Екатерина вышла за своего Томаса в мае, как только это стало возможным. Она сама, разумеется, знала, что она не беременна от короля, так как перестала делить с ним ложе задолго до Рождества, но этого нельзя было объявить публично. Поженившись, они задним числом ходатайствовали о разрешении этого брака перед Эдуардом – Томас лично, а Екатерина, еще не допущенная к особе монарха, письмом. Екатерине пришел теплый ответ, в котором король обещал сделать все возможное, чтобы Совет разрешил им пожениться. Между тем Сеймур написал леди Марии, прося ее о поддержке своего предложения у королевы, как будто брак только планировался, а не был свершившимся фактом. Ответ Марии был сух и откровенен – она писала, что не имеет никакого влияния на королеву, в делах же ухаживания не компетентна. Это было лучшее, на что они могли рассчитывать – Мария была строга в вопросах этикета, и она, несомненно, не одобрила бы брак в период траура, особенно если это оскорбляло память ее отца и короля.

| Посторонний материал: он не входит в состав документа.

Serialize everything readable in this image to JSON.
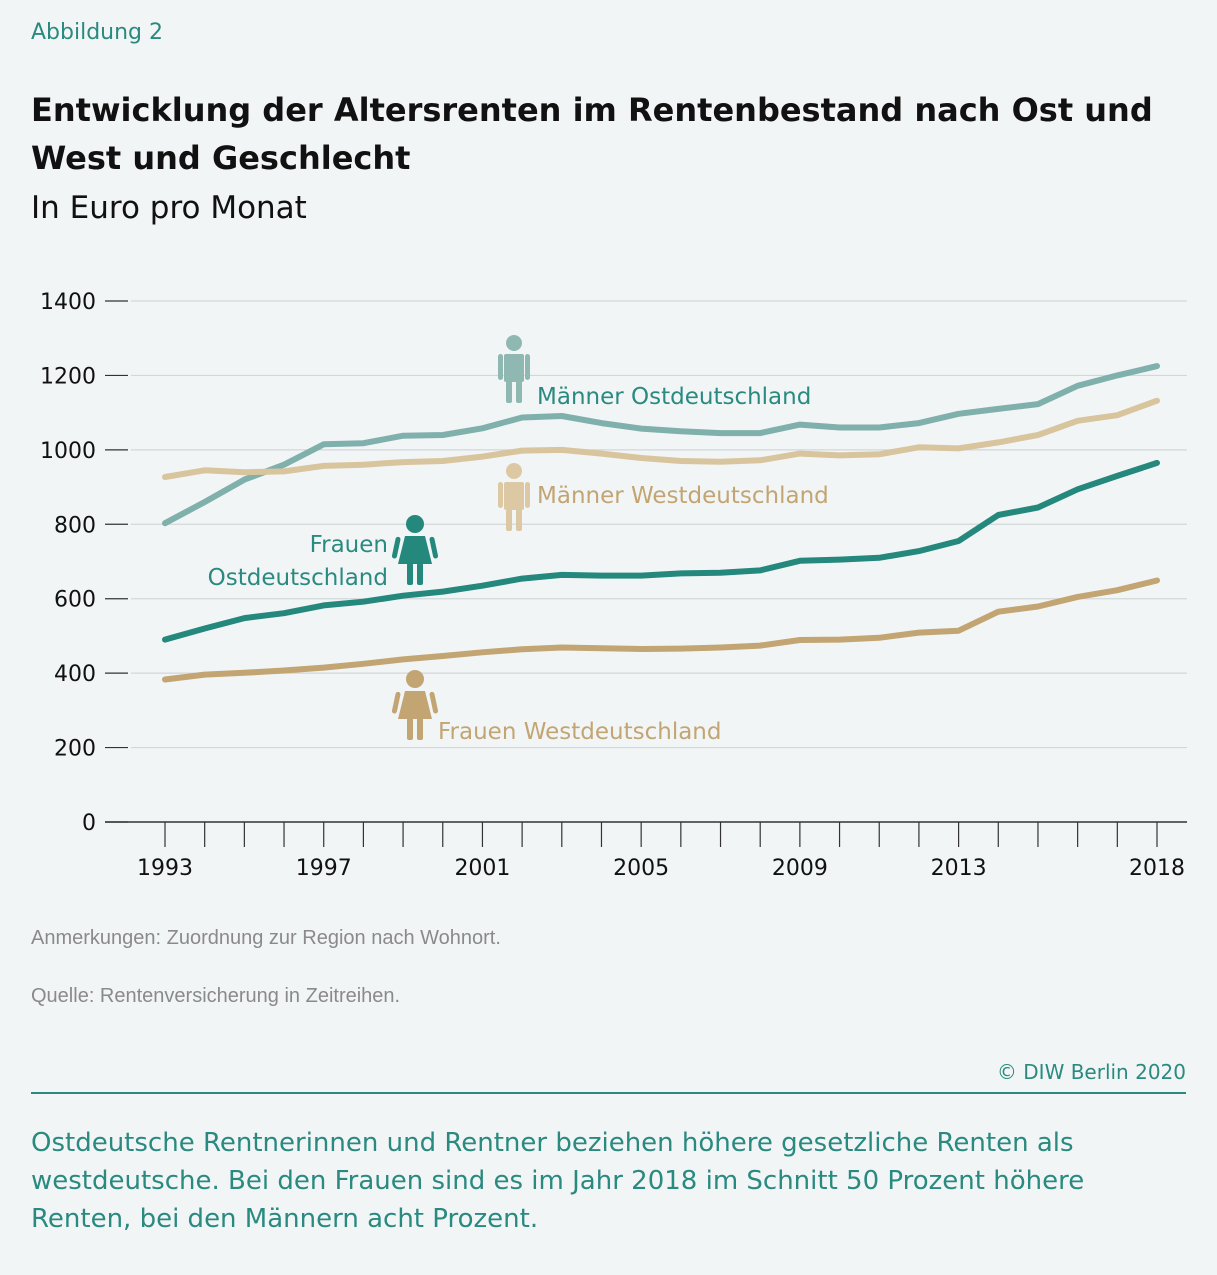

Сеймур присоединился к двору Челси, и дело было улажено. Нанетта не могла не признать, что ей нравилось, что в их дворце появились мужчины, ей нравились мужские запахи и звуки, а также мужские проблемы. Служанки не скандалили так друг с другом, когда рядом были слуги, и Одри стала большей чистюлей, чем после нахлобучек Нанетты, так как требовалось производить впечатление на молодых лакеев. И не возникало никаких сомнений в том, что Екатерина была счастлива со своим новобрачным лордом, в свою очередь обращавшемся с ней с такой нежностью, какую и должен испытывать влюбленный муж по отношению к жене. И все же Нанетта не доверяла ему и не любила его, и этот брак не мог не тревожить ее.
Она раздумывала над тем, не перебраться ли ей в Морлэнд. Она знала, что Пол будет рад видеть ее дома, и Елизавета уже достаточно успокоилась, чтобы Нанетта не напоминала ей о прошлом. Ее тянуло на север. Новости из дома приходили разные: Елизавета снова беременна, и ее перворожденный, Джон, двухлетний крепыш, стал всеобщим любимцем; Люси Баттс решила, наконец, вернуться в Дорсет, чтобы остаток жизни прожить рядом с братом и сестрой, и это очень огорчило Джона Баттса, обожавшего мать; Элеонора же вернулась в Морлэнд и, очевидно, тихо умирала от неизлечимой болезни, и это очень тревожило Пола, так как он всегда хорошо относился к женщинам и был гораздо ближе с сестрой, чем с братьями.
Пока Нанетта решала, просить ли ей разрешения уехать, проходили дни, приближая ее все ближе к тридцатидевятилетию. В августе 1547-го был предпринят новый поход на Шотландию – лорд-протектор, лорд Хартфорд, который уже возвел себя в чин герцога Сомерсета, очень серьезно относился к своей роли, и хотя он лично Нанетте не нравился, она считала, что это честный и совестливый человек, и, судя по тому, что ему удалось удержать захваченную власть, трудно было найти лучшую альтернативу для управления страной, пока не подрастет молодой король. Война шла успешно, и шотландцы потерпели сокрушительное поражение под Пинки, но добыча ускользнула от англичан – юной королеве удалось улизнуть во Францию, где ее решили воспитывать при дворе, а потом, возможно, выдать за дофина. Союз Франции и Шотландии стал еще крепче, и это сулило печальные перспективы для Англии.